Corrupt politicians have destroyed many governments, both past and present, abroad and at home. And the US is not immune, as the recent trashing of the economy attests. Campaign cash (bribes) bought de-regulation in 1999 for the banks and financial companies, and it’s been downhill ever since.

So as the unemployed are scatching scratching  for food for their family, the rich are hiring security guards to protect their families and going to work in jeans so as not to be recognized. Isn’t our free-for-all system of unfettered capitalism great?  


— That the government backed off in the Ted Stevens case doesn’t mean that he wasn’t corrupt. Only that the prosecuting attorneys blew the case. Isn’t that reassuring?

— Corporations like Microsoft can lay off 16,000 people and then lobby for H-1B visa replacements in the same breath. Why? Because a worker glut drives wages down and profits up, along with executive salaries.

— But who will be left to buy their product? The long term problem simply doesn’t matter to short term executives.

— Folks, if we can continue rewarding politicians for failure, why not also the bankers?
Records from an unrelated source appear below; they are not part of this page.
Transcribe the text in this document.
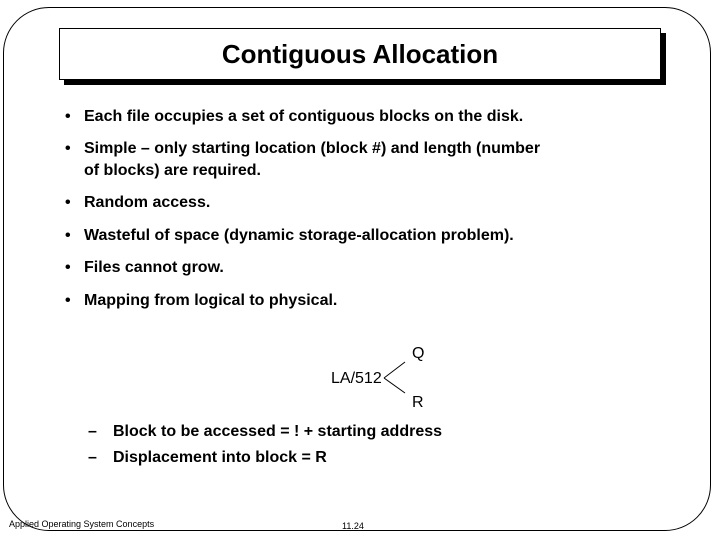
Contiguous Allocation
• Each file occupies a set of contiguous blocks on the disk.
• Simple – only starting location (block #) and length (number
of blocks) are required.
• Random access.
• Wasteful of space (dynamic storage-allocation problem).
• Files cannot grow.
• Mapping from logical to physical.
Q
LA/512
R
– Block to be accessed = ! + starting address
– Displacement into block = R
Applied Operating System Concepts	11.24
Yet the corrupt politicians are calling on the carpet our corrupt CEOs?

— Don’t even think about seeking Jim Sensenbrenner’s support. He claims the new bill violates Buckley-Valeo, which it does not. Yes, mandating public funding violates the Supreme Court decision against limiting freedom of speech. But the new bill does not do that. It is 100% voluntary on the part of the candidate. He can opt in or opt out, thus it is constitutional. It expands speech rather than limits it, but Sensenbrenner is grabbing at anything he can to vote against this.

— And like it or not, the one thing that would have limited the recent carnage in Binghamton NY is a concealed carry law. This wacko may never have gotten his second shot off.
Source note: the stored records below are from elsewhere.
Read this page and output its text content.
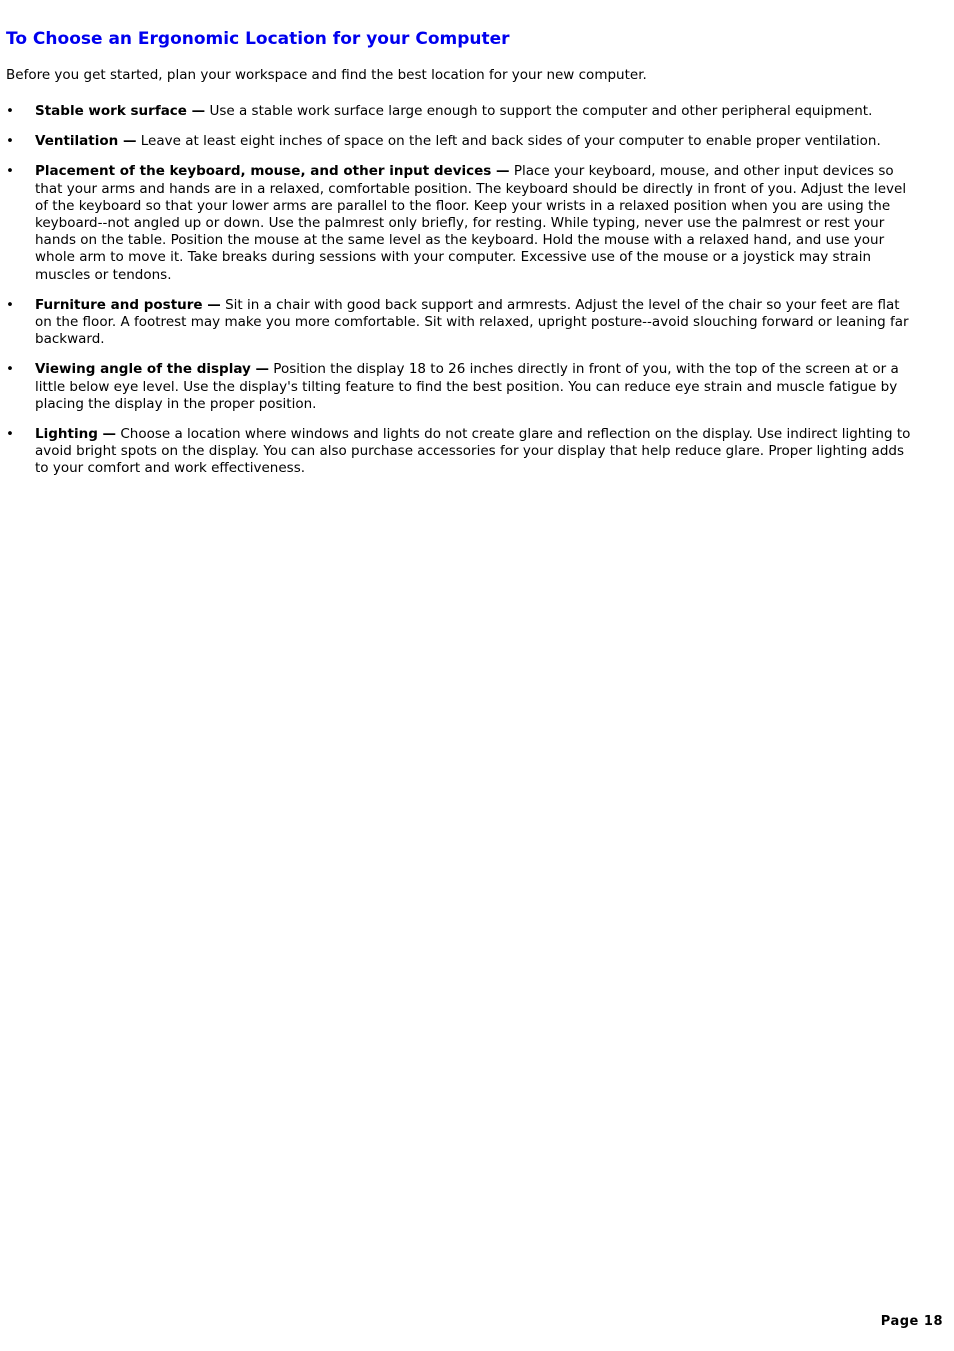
To Choose an Ergonomic Location for your Computer

Before you get started, plan your workspace and find the best location for your new computer.

• Stable work surface — Use a stable work surface large enough to support the computer and other peripheral equipment.
• Ventilation — Leave at least eight inches of space on the left and back sides of your computer to enable proper ventilation.
• Placement of the keyboard, mouse, and other input devices — Place your keyboard, mouse, and other input devices so that your arms and hands are in a relaxed, comfortable position. The keyboard should be directly in front of you. Adjust the level of the keyboard so that your lower arms are parallel to the floor. Keep your wrists in a relaxed position when you are using the keyboard--not angled up or down. Use the palmrest only briefly, for resting. While typing, never use the palmrest or rest your hands on the table. Position the mouse at the same level as the keyboard. Hold the mouse with a relaxed hand, and use your whole arm to move it. Take breaks during sessions with your computer. Excessive use of the mouse or a joystick may strain muscles or tendons.
• Furniture and posture — Sit in a chair with good back support and armrests. Adjust the level of the chair so your feet are flat on the floor. A footrest may make you more comfortable. Sit with relaxed, upright posture--avoid slouching forward or leaning far backward.
• Viewing angle of the display — Position the display 18 to 26 inches directly in front of you, with the top of the screen at or a little below eye level. Use the display's tilting feature to find the best position. You can reduce eye strain and muscle fatigue by placing the display in the proper position.
• Lighting — Choose a location where windows and lights do not create glare and reflection on the display. Use indirect lighting to avoid bright spots on the display. You can also purchase accessories for your display that help reduce glare. Proper lighting adds to your comfort and work effectiveness.
Page 18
4 Responses to A fix for political corruption?

  1. And incidentally, the costs of public funding is $1.7 billion and will save over $300 billion in special interest government spending. That’s a savings most of us could live with.

  2. HaroldK says:

    So, do you really think they’ll vote for something that benefits the public over their own interests?

  3. No, I don’t think so. They have a 95% re-election rate under the current system. They do not want “change.”

  4. The Greeks of Classical Athens governed themselves through the use of a political system called “demarchy” where representatives were selected by a lottery open to all “citizens”. Other historical societies have used similar ideas to select their representatives. One major advantage would be of course that the selection process eliminates political parties. It also eliminates the influence of “money” in the political process to a great degree. True, bribing of representatives was still possible, but at least it eliminates the high cost of running a campaign for elective office. No doubt certain “requirements” as to age, education, no felony record would be necessary, and unlike jury duty, you’d have to “volunteer”, but it does offer in my opinion a solution to at least some of our problems today. My post “Do We Have Representative Government” on my blog at “www.muskegonlibertarian.wordpress.com” is my opinion on this topic.